Ia tampak puas mendengarnya.
Ia mengangguk dan menarik tangannya. Ia menatap mataku, dan berkata hati-hati
“Charles, ada apa di dalam celanamu?”
Saat itu aku lupa sama sekali
pada lukisan Ayah, dan kuakui aku agak bingung dengan maksud perkataannya itu.
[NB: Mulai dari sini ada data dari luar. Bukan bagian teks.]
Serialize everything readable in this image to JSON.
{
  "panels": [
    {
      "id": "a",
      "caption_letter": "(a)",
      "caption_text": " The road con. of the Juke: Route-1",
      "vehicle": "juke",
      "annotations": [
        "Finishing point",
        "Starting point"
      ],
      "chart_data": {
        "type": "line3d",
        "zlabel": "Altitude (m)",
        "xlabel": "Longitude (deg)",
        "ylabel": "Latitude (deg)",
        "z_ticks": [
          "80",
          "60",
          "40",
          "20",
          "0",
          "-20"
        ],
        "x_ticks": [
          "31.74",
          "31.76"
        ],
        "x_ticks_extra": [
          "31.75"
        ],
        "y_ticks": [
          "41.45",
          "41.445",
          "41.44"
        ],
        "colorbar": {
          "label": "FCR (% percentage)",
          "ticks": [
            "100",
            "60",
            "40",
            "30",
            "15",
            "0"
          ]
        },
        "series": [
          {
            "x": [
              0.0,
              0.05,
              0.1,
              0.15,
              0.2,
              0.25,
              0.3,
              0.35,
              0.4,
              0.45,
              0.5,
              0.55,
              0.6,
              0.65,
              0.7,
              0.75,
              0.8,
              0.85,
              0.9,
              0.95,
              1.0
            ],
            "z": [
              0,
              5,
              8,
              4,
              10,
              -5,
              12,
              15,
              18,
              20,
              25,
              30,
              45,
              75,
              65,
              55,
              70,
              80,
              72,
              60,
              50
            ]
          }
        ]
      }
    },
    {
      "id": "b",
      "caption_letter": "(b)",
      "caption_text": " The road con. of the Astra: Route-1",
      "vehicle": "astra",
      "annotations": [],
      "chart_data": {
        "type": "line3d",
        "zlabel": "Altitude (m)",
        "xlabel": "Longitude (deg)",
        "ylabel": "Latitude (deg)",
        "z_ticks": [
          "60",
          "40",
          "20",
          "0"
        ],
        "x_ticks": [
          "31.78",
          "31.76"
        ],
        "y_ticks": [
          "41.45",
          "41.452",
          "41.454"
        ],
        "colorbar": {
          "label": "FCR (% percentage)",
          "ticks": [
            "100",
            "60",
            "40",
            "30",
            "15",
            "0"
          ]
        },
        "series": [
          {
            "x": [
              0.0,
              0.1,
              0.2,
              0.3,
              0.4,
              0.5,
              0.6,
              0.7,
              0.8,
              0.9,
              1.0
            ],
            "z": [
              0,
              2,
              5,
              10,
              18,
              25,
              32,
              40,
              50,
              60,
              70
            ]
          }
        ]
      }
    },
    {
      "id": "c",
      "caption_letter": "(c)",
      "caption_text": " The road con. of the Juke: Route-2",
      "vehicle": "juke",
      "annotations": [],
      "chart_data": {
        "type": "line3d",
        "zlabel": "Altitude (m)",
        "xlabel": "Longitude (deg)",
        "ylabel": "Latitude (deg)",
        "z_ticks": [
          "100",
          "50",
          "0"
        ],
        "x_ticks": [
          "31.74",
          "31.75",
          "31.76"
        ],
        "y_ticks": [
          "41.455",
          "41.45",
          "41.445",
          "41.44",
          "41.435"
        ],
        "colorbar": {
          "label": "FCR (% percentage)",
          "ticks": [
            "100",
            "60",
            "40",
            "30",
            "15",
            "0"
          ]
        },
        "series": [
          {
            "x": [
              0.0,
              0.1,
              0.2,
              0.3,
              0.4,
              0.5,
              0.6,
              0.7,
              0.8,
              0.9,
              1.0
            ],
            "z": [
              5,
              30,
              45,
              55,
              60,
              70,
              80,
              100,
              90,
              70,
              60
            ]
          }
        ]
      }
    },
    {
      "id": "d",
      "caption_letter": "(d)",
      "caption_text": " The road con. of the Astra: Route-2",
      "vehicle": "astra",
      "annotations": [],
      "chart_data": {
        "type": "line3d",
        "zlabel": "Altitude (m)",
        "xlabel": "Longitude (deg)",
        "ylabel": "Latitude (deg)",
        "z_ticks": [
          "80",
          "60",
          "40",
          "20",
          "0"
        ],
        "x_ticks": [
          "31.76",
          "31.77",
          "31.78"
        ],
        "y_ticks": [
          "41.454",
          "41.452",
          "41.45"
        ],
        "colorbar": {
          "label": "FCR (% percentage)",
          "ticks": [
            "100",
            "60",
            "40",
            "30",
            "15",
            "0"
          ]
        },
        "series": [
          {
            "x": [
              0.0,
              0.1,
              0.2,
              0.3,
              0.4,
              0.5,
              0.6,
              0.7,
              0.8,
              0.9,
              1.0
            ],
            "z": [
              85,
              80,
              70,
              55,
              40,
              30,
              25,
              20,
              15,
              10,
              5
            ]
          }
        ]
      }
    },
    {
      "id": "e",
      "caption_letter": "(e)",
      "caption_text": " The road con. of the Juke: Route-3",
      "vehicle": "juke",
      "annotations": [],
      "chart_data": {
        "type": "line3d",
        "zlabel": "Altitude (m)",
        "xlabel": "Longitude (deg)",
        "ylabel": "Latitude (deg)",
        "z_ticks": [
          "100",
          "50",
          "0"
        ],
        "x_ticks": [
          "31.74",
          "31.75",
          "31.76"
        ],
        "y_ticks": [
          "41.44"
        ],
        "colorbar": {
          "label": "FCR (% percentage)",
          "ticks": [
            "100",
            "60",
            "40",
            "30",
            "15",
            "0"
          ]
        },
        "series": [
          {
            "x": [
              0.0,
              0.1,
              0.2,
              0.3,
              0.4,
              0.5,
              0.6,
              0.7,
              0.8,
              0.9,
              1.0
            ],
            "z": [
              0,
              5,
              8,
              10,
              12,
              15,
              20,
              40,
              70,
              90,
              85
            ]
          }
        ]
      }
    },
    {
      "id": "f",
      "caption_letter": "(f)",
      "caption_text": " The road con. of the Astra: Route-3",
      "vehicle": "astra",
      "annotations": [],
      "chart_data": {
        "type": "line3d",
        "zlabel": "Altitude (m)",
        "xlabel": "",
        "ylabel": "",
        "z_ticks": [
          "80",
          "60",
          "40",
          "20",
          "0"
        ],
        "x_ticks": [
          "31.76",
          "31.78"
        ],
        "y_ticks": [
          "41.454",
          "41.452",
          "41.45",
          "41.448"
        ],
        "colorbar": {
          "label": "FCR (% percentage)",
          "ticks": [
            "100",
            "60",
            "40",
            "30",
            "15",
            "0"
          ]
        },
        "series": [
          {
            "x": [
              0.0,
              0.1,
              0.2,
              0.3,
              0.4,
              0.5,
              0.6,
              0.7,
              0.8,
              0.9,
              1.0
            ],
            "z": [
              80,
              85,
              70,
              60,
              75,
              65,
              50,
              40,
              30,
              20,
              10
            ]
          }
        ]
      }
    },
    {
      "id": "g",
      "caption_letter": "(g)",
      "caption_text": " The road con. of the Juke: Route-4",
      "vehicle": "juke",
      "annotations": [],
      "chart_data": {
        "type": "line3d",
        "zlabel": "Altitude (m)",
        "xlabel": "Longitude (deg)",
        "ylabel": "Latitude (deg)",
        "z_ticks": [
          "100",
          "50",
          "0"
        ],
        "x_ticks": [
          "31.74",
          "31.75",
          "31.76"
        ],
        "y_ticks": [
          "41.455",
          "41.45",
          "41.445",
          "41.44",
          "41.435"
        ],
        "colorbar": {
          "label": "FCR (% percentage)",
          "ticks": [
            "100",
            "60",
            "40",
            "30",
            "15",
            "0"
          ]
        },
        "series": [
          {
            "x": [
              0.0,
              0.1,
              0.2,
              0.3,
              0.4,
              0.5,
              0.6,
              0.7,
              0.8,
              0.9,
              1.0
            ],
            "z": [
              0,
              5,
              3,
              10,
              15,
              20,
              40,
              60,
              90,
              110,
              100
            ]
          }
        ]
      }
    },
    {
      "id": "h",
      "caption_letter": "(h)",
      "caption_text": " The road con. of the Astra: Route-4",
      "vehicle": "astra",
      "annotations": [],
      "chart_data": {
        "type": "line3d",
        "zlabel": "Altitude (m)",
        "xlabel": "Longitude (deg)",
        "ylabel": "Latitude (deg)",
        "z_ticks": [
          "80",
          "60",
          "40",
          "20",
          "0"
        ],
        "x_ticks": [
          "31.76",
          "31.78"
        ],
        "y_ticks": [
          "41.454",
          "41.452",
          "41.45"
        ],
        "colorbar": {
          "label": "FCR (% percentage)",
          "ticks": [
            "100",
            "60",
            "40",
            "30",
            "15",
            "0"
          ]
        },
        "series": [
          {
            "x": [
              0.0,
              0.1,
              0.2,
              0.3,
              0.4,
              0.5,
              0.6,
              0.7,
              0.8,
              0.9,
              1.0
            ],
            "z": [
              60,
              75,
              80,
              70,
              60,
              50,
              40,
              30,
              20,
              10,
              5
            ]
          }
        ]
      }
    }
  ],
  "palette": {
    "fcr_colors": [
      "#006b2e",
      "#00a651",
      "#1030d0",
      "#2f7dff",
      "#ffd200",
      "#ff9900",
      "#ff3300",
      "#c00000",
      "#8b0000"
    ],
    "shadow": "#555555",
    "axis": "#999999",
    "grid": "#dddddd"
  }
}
Kesempatan itu boleh jadi menjurus pada persetujuan bersama yang mencelakakan
seandainya seketika itu tidak muncul wajah cemas memerah dari pintu kolong.
“Hei, hei,” aku kembali
terempas ke kenyataan, “kalau saja itu bukan si tikus yang kembali demi melihat
kapal yang tenggelam untuk terakhir kali.”
“Kalian gila?” pekik
MacGillycuddy. “Ada bom! Kenapa kalian malah mengobrol?”
“Baiklah, baiklah.” Ia
kembali lenyap dan aku pun menggiring gadis itu supaya mendahuluiku—dan
terdengar lagi, bunyi kertak-kertuk itu—
“Apa di sini ada tikus?
Tikus-tikus gede?”
Ia terhenti di tepi pintu
kolong, seakan-akan tengah memperdebatkan suatu hal dengan dirinya sendiri.
“Itu bukan tikus,” sahutnya.
“Lalu apa?”
Ia setengah berbalik ke
arahku. Mata kobaltnya membenam di mataku. Ia mengangkat
rok. Semula kukira ia akan berlutut, lantas kulihat sementara kaki kanannya
bewarna perunggu dan keras, yang kiri panjangnya tepat di bawah lutut: ujungnya
dililit ban baja kesat yang tersambung dengan protese kayu yang tampak janggal.
“Oh ….”
“Benda lainnya yang kupungut
di jalan,” ucapnya. “Bom. Atau ranjau. Aku tidak ingat. Aku terbangun dan sudah
ada ini.”
“Maaf,” sahutku lemah—namun
ia sudah bersegera menuruni anak tangga. Aku tergopoh-gopoh menyusulnya,
merangkak di atas piano, entah bagaimana berpapasan dengan Frank di pintu—
“Baik-baik saja?” ucap Frank.
“Lewat sini! Ayo!”
MacGillycuddy melambai pada kami dari balik pagar semak dan anakan pohon.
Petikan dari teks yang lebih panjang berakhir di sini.